Remontée
Le samedi soir, je suis à court de mots, ma gorge est sèche, mon souffle, court. J’aurais envie de silence. Ma peau cherche désespérément une trace de chaleur. La nuit reste glacée. Je me répète. Parfois, j’en ai assez de dire ces douleurs, de leur laisser le devant de la scène.
J’ai toujours du mal à trouver un équilibre. Toute la semaine, je me démène pour les autres. J’écoute. Je pense à tous les détails. Je donne le meilleur de moi-même. J’arrive chez moi et je n’ai plus d’énergie pour dormir, pour manger, pour entretenir les lieux. Chaque pas me semble démesuré. On dit : « Tu traverseras le pont, quand tu arriveras à la rivière. » Même quand je ne vois pas la rivière, je ne peux m’empêcher de penser au pont, à ses matériaux, à sa structure. L’hiver devient un tunnel dont je ne vois pas la fin. Un pas, un autre pas. Jusqu’où pourrais-je continuer ?
Je rêve d’un appui. D’un être humain qui saurait entendre, quelqu’un qui aurait le temps et de la paix à partager. Je suis entouré de voix qui exigent d’être entendues, de mains tendues, de regard qui demandent. Dans la solitude et le silence, je suis autosuffisant.
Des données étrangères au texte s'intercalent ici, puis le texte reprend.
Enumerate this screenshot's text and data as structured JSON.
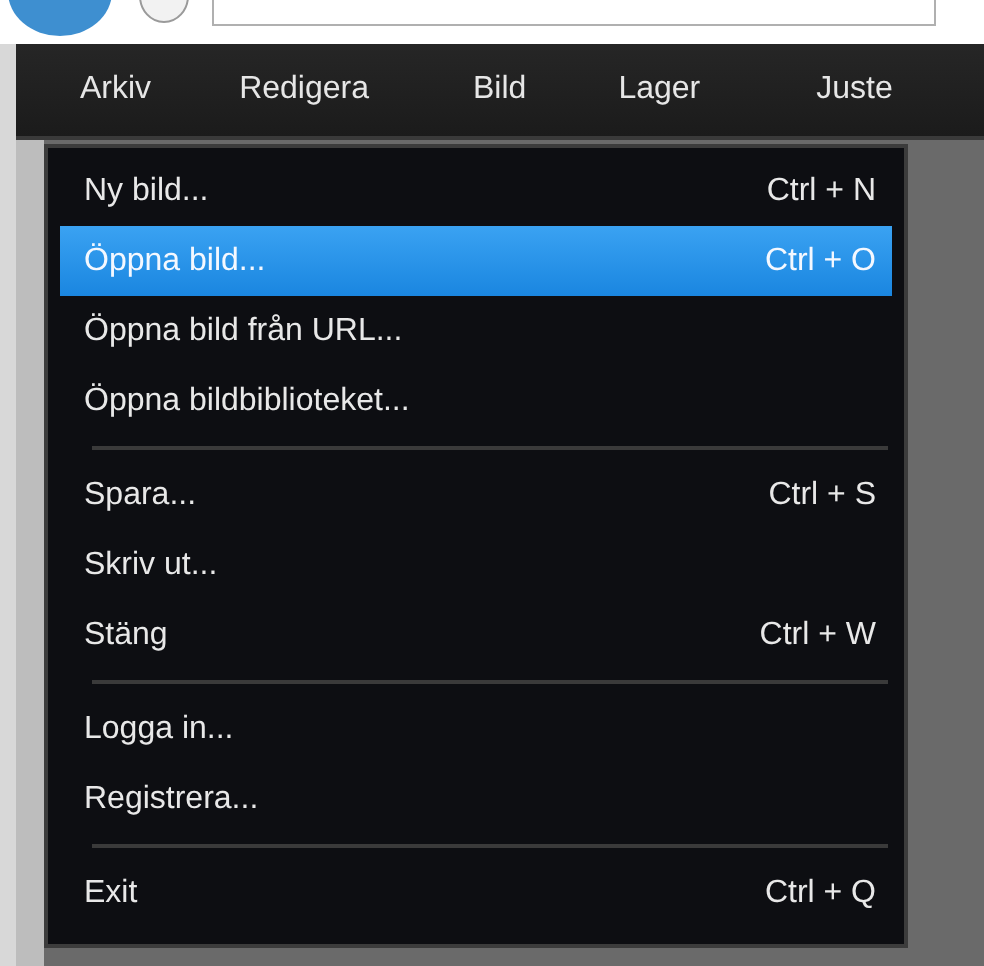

Je vivrais bien seul en forêt ou sur le bord d’un lac. Mais coincé dans la foule, la solitude devient lourde à porter
Je me demande si j’ai fait les bons choix. Ma vie serait-elle plus douce si j’avais agi autrement ? J’essaie de ne pas trop y penser. L’irrémédiable me fait peur. Et imaginer un bonheur manqué me fait mal. J’ai fait les choix que j’ai faits au meilleur de mes capacités. La page blanche se remplit pendant que mon esprit se déleste. Je respire plus librement. Mes fins de semaine ressemblent à de longues remontées à la surface. Les images remplacent les mots. Et je sens le sommeil qui engourdit mes doigts.